Mr. Trout is president of Trout & Partners, Greenwich, Conn.
The action comes after new Exec VP-Marketing Mark A. Cohen asked Sears' agencies--Y&R Advertising, New York, and Ogilvy & Mather, Chicago--to pitch new ideas on how to evolve the campaign, launched in late 1993.
LOOKING FOR A BIG IDEA
Sears, one of the largest U.S. advertisers with spending exceeding $1.26 billion, is said to be disappointed with the "Softer side" campaign and is looking for a bigger and more cohesive ad strategy, hopefully one with an idea to revitalize sales.
Since those pitches were held, the retailer has stalled on a new or revised approach.
"Both sides are still working on ideas," said a Sears spokeswoman. "It's a work in progress."
Sears hopes to have a decision on new advertising within 30 days, so work will be ready in time for the important back-to-school selling season.
Kurt Barnard, president of Barnard's Retail Trend Report, credited the campaign with managing the company's earlier turnaround. But he said it has become less potent.

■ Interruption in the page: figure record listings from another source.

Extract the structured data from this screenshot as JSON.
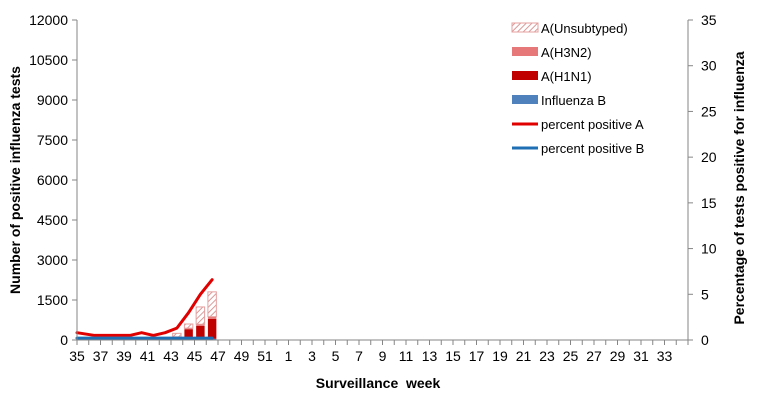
{
  "chart_data": {
    "type": "bar",
    "subtype": "stacked bar with dual-axis line overlay",
    "title": "",
    "xlabel": "Surveillance  week",
    "ylabel": "Number of positive influenza tests",
    "y2label": "Percentage of tests positive for influenza",
    "ylim": [
      0,
      12000
    ],
    "y2lim": [
      0,
      35
    ],
    "yticks": [
      0,
      1500,
      3000,
      4500,
      6000,
      7500,
      9000,
      10500,
      12000
    ],
    "y2ticks": [
      0,
      5,
      10,
      15,
      20,
      25,
      30,
      35
    ],
    "grid": false,
    "legend_position": "upper right, inside plot",
    "categories": [
      35,
      36,
      37,
      38,
      39,
      40,
      41,
      42,
      43,
      44,
      45,
      46,
      47,
      48,
      49,
      50,
      51,
      52,
      1,
      2,
      3,
      4,
      5,
      6,
      7,
      8,
      9,
      10,
      11,
      12,
      13,
      14,
      15,
      16,
      17,
      18,
      19,
      20,
      21,
      22,
      23,
      24,
      25,
      26,
      27,
      28,
      29,
      30,
      31,
      32,
      33,
      34
    ],
    "xtick_labels": [
      "35",
      "37",
      "39",
      "41",
      "43",
      "45",
      "47",
      "49",
      "51",
      "1",
      "3",
      "5",
      "7",
      "9",
      "11",
      "13",
      "15",
      "17",
      "19",
      "21",
      "23",
      "25",
      "27",
      "29",
      "31",
      "33"
    ],
    "series": [
      {
        "name": "Influenza B",
        "kind": "bar",
        "color": "#4f81bd",
        "axis": "left",
        "values": [
          20,
          15,
          15,
          15,
          15,
          20,
          20,
          25,
          30,
          35,
          40,
          45,
          null,
          null,
          null,
          null,
          null,
          null,
          null,
          null,
          null,
          null,
          null,
          null,
          null,
          null,
          null,
          null,
          null,
          null,
          null,
          null,
          null,
          null,
          null,
          null,
          null,
          null,
          null,
          null,
          null,
          null,
          null,
          null,
          null,
          null,
          null,
          null,
          null,
          null,
          null,
          null
        ]
      },
      {
        "name": "A(H1N1)",
        "kind": "bar",
        "color": "#c00000",
        "axis": "left",
        "values": [
          5,
          5,
          5,
          5,
          5,
          10,
          10,
          20,
          60,
          370,
          490,
          750,
          null,
          null,
          null,
          null,
          null,
          null,
          null,
          null,
          null,
          null,
          null,
          null,
          null,
          null,
          null,
          null,
          null,
          null,
          null,
          null,
          null,
          null,
          null,
          null,
          null,
          null,
          null,
          null,
          null,
          null,
          null,
          null,
          null,
          null,
          null,
          null,
          null,
          null,
          null,
          null
        ]
      },
      {
        "name": "A(H3N2)",
        "kind": "bar",
        "color": "#e6787a",
        "axis": "left",
        "values": [
          5,
          5,
          5,
          5,
          5,
          5,
          5,
          10,
          30,
          40,
          60,
          80,
          null,
          null,
          null,
          null,
          null,
          null,
          null,
          null,
          null,
          null,
          null,
          null,
          null,
          null,
          null,
          null,
          null,
          null,
          null,
          null,
          null,
          null,
          null,
          null,
          null,
          null,
          null,
          null,
          null,
          null,
          null,
          null,
          null,
          null,
          null,
          null,
          null,
          null,
          null,
          null
        ]
      },
      {
        "name": "A(Unsubtyped)",
        "kind": "bar",
        "color": "#e8b4b4",
        "pattern": "hatched",
        "axis": "left",
        "values": [
          20,
          15,
          15,
          15,
          15,
          20,
          20,
          30,
          130,
          155,
          650,
          930,
          null,
          null,
          null,
          null,
          null,
          null,
          null,
          null,
          null,
          null,
          null,
          null,
          null,
          null,
          null,
          null,
          null,
          null,
          null,
          null,
          null,
          null,
          null,
          null,
          null,
          null,
          null,
          null,
          null,
          null,
          null,
          null,
          null,
          null,
          null,
          null,
          null,
          null,
          null,
          null
        ]
      },
      {
        "name": "percent positive A",
        "kind": "line",
        "color": "#e00000",
        "axis": "right",
        "values": [
          0.8,
          0.5,
          0.5,
          0.5,
          0.5,
          0.8,
          0.5,
          0.8,
          1.3,
          3.0,
          5.0,
          6.6,
          null,
          null,
          null,
          null,
          null,
          null,
          null,
          null,
          null,
          null,
          null,
          null,
          null,
          null,
          null,
          null,
          null,
          null,
          null,
          null,
          null,
          null,
          null,
          null,
          null,
          null,
          null,
          null,
          null,
          null,
          null,
          null,
          null,
          null,
          null,
          null,
          null,
          null,
          null,
          null
        ]
      },
      {
        "name": "percent positive B",
        "kind": "line",
        "color": "#1f6fb4",
        "axis": "right",
        "values": [
          0.2,
          0.2,
          0.2,
          0.2,
          0.2,
          0.2,
          0.2,
          0.2,
          0.2,
          0.2,
          0.2,
          0.2,
          null,
          null,
          null,
          null,
          null,
          null,
          null,
          null,
          null,
          null,
          null,
          null,
          null,
          null,
          null,
          null,
          null,
          null,
          null,
          null,
          null,
          null,
          null,
          null,
          null,
          null,
          null,
          null,
          null,
          null,
          null,
          null,
          null,
          null,
          null,
          null,
          null,
          null,
          null,
          null
        ]
      }
    ],
    "legend": [
      {
        "label": "A(Unsubtyped)",
        "swatch": "hatched",
        "color": "#e8b4b4"
      },
      {
        "label": "A(H3N2)",
        "swatch": "box",
        "color": "#e6787a"
      },
      {
        "label": "A(H1N1)",
        "swatch": "box",
        "color": "#c00000"
      },
      {
        "label": "Influenza B",
        "swatch": "box",
        "color": "#4f81bd"
      },
      {
        "label": "percent positive A",
        "swatch": "line",
        "color": "#e00000"
      },
      {
        "label": "percent positive B",
        "swatch": "line",
        "color": "#1f6fb4"
      }
    ]
  }
}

"All the sides of Sears--the softer side, the many sides, the merry side--have been illuminated ad nauseam," he said. "It's just lost its edge."

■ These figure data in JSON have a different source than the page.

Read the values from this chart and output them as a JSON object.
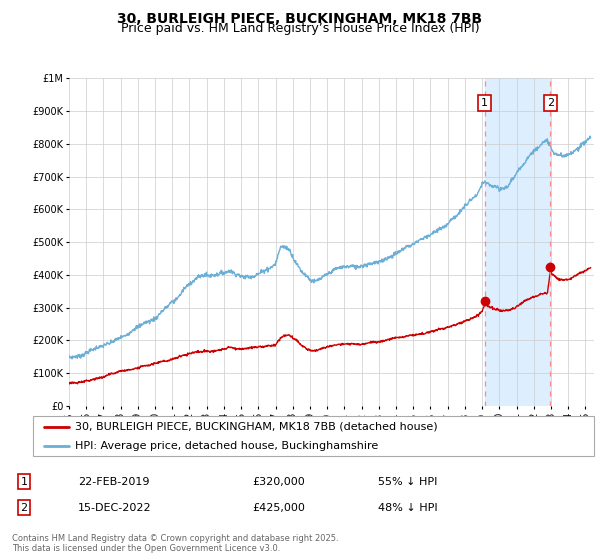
{
  "title": "30, BURLEIGH PIECE, BUCKINGHAM, MK18 7BB",
  "subtitle": "Price paid vs. HM Land Registry’s House Price Index (HPI)",
  "ylim": [
    0,
    1000000
  ],
  "xlim_start": 1995.0,
  "xlim_end": 2025.5,
  "yticks": [
    0,
    100000,
    200000,
    300000,
    400000,
    500000,
    600000,
    700000,
    800000,
    900000,
    1000000
  ],
  "ytick_labels": [
    "£0",
    "£100K",
    "£200K",
    "£300K",
    "£400K",
    "£500K",
    "£600K",
    "£700K",
    "£800K",
    "£900K",
    "£1M"
  ],
  "hpi_color": "#6baed6",
  "price_color": "#cc0000",
  "bg_color": "#ffffff",
  "grid_color": "#cccccc",
  "shade_color": "#ddeeff",
  "dashed_line_color": "#ff8888",
  "point1_year": 2019.14,
  "point2_year": 2022.96,
  "point1_price_marker": 320000,
  "point2_price_marker": 425000,
  "legend_label_red": "30, BURLEIGH PIECE, BUCKINGHAM, MK18 7BB (detached house)",
  "legend_label_blue": "HPI: Average price, detached house, Buckinghamshire",
  "note1_label": "1",
  "note1_date": "22-FEB-2019",
  "note1_price": "£320,000",
  "note1_hpi": "55% ↓ HPI",
  "note2_label": "2",
  "note2_date": "15-DEC-2022",
  "note2_price": "£425,000",
  "note2_hpi": "48% ↓ HPI",
  "copyright_text": "Contains HM Land Registry data © Crown copyright and database right 2025.\nThis data is licensed under the Open Government Licence v3.0.",
  "title_fontsize": 10,
  "subtitle_fontsize": 9,
  "tick_fontsize": 7,
  "legend_fontsize": 8,
  "note_fontsize": 8,
  "hpi_keypoints": [
    [
      1995.0,
      150000
    ],
    [
      1995.5,
      152000
    ],
    [
      1996.0,
      158000
    ],
    [
      1996.5,
      168000
    ],
    [
      1997.0,
      178000
    ],
    [
      1997.5,
      192000
    ],
    [
      1998.0,
      205000
    ],
    [
      1998.5,
      220000
    ],
    [
      1999.0,
      238000
    ],
    [
      1999.5,
      258000
    ],
    [
      2000.0,
      272000
    ],
    [
      2000.5,
      295000
    ],
    [
      2001.0,
      315000
    ],
    [
      2001.5,
      340000
    ],
    [
      2002.0,
      365000
    ],
    [
      2002.5,
      385000
    ],
    [
      2003.0,
      395000
    ],
    [
      2003.5,
      400000
    ],
    [
      2004.0,
      410000
    ],
    [
      2004.3,
      415000
    ],
    [
      2004.6,
      405000
    ],
    [
      2005.0,
      395000
    ],
    [
      2005.5,
      390000
    ],
    [
      2006.0,
      400000
    ],
    [
      2006.5,
      418000
    ],
    [
      2007.0,
      440000
    ],
    [
      2007.3,
      490000
    ],
    [
      2007.8,
      480000
    ],
    [
      2008.0,
      460000
    ],
    [
      2008.5,
      420000
    ],
    [
      2009.0,
      400000
    ],
    [
      2009.3,
      395000
    ],
    [
      2009.6,
      405000
    ],
    [
      2010.0,
      420000
    ],
    [
      2010.5,
      438000
    ],
    [
      2011.0,
      450000
    ],
    [
      2011.5,
      448000
    ],
    [
      2012.0,
      448000
    ],
    [
      2012.5,
      455000
    ],
    [
      2013.0,
      465000
    ],
    [
      2013.5,
      480000
    ],
    [
      2014.0,
      495000
    ],
    [
      2014.5,
      510000
    ],
    [
      2015.0,
      525000
    ],
    [
      2015.5,
      540000
    ],
    [
      2016.0,
      560000
    ],
    [
      2016.5,
      578000
    ],
    [
      2017.0,
      595000
    ],
    [
      2017.5,
      620000
    ],
    [
      2018.0,
      645000
    ],
    [
      2018.5,
      670000
    ],
    [
      2018.8,
      685000
    ],
    [
      2019.0,
      710000
    ],
    [
      2019.14,
      715000
    ],
    [
      2019.5,
      705000
    ],
    [
      2019.8,
      700000
    ],
    [
      2020.0,
      695000
    ],
    [
      2020.3,
      700000
    ],
    [
      2020.6,
      718000
    ],
    [
      2021.0,
      745000
    ],
    [
      2021.5,
      775000
    ],
    [
      2022.0,
      810000
    ],
    [
      2022.5,
      835000
    ],
    [
      2022.8,
      840000
    ],
    [
      2022.96,
      825000
    ],
    [
      2023.0,
      815000
    ],
    [
      2023.2,
      800000
    ],
    [
      2023.5,
      795000
    ],
    [
      2023.8,
      790000
    ],
    [
      2024.0,
      795000
    ],
    [
      2024.5,
      810000
    ],
    [
      2025.0,
      830000
    ],
    [
      2025.3,
      840000
    ]
  ],
  "price_keypoints": [
    [
      1995.0,
      70000
    ],
    [
      1995.5,
      72000
    ],
    [
      1996.0,
      78000
    ],
    [
      1996.5,
      85000
    ],
    [
      1997.0,
      92000
    ],
    [
      1997.5,
      100000
    ],
    [
      1998.0,
      106000
    ],
    [
      1998.5,
      112000
    ],
    [
      1999.0,
      118000
    ],
    [
      1999.5,
      125000
    ],
    [
      2000.0,
      132000
    ],
    [
      2000.5,
      140000
    ],
    [
      2001.0,
      148000
    ],
    [
      2001.5,
      158000
    ],
    [
      2002.0,
      165000
    ],
    [
      2002.5,
      170000
    ],
    [
      2003.0,
      172000
    ],
    [
      2003.5,
      175000
    ],
    [
      2004.0,
      178000
    ],
    [
      2004.3,
      182000
    ],
    [
      2004.6,
      178000
    ],
    [
      2005.0,
      174000
    ],
    [
      2005.5,
      175000
    ],
    [
      2006.0,
      178000
    ],
    [
      2006.5,
      182000
    ],
    [
      2007.0,
      188000
    ],
    [
      2007.3,
      210000
    ],
    [
      2007.6,
      220000
    ],
    [
      2007.8,
      218000
    ],
    [
      2008.0,
      210000
    ],
    [
      2008.4,
      195000
    ],
    [
      2008.8,
      182000
    ],
    [
      2009.0,
      180000
    ],
    [
      2009.3,
      178000
    ],
    [
      2009.6,
      182000
    ],
    [
      2010.0,
      190000
    ],
    [
      2010.5,
      198000
    ],
    [
      2011.0,
      205000
    ],
    [
      2011.5,
      205000
    ],
    [
      2012.0,
      205000
    ],
    [
      2012.5,
      208000
    ],
    [
      2013.0,
      212000
    ],
    [
      2013.5,
      218000
    ],
    [
      2014.0,
      222000
    ],
    [
      2014.5,
      226000
    ],
    [
      2015.0,
      230000
    ],
    [
      2015.5,
      232000
    ],
    [
      2016.0,
      238000
    ],
    [
      2016.5,
      245000
    ],
    [
      2017.0,
      252000
    ],
    [
      2017.5,
      260000
    ],
    [
      2018.0,
      270000
    ],
    [
      2018.5,
      280000
    ],
    [
      2018.8,
      290000
    ],
    [
      2019.0,
      300000
    ],
    [
      2019.14,
      320000
    ],
    [
      2019.3,
      318000
    ],
    [
      2019.5,
      312000
    ],
    [
      2019.8,
      308000
    ],
    [
      2020.0,
      305000
    ],
    [
      2020.3,
      305000
    ],
    [
      2020.6,
      310000
    ],
    [
      2021.0,
      322000
    ],
    [
      2021.5,
      338000
    ],
    [
      2022.0,
      352000
    ],
    [
      2022.5,
      360000
    ],
    [
      2022.8,
      362000
    ],
    [
      2022.96,
      425000
    ],
    [
      2023.1,
      418000
    ],
    [
      2023.3,
      408000
    ],
    [
      2023.5,
      400000
    ],
    [
      2023.8,
      398000
    ],
    [
      2024.0,
      400000
    ],
    [
      2024.5,
      415000
    ],
    [
      2025.0,
      430000
    ],
    [
      2025.3,
      438000
    ]
  ]
}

Mr. Barnard and other analysts believe the store needs to address more than advertising, however: specifically, its merchandising mix.
FASHION HAS FIZZLED
"The fashion selection at Sears has fizzled," Mr. Barnard said. Another executive put it this way: "The challenge is not fresh advertising, but what's needed to have the store pull it off."
At the same time, Sears is beginning a major e-commerce push. Last week, it awarded its Internet business to OgilvyOne Interactive, New York, after a review that included USWeb/CKS, Young & Rubicam's Brand Dialogue and several other smaller Chicago-area shops with various parts of the Sears Web business.
Spending was not disclosed, but Sears said it plans to back its aggressive Web push with TV, print and direct mail, as well as online advertising.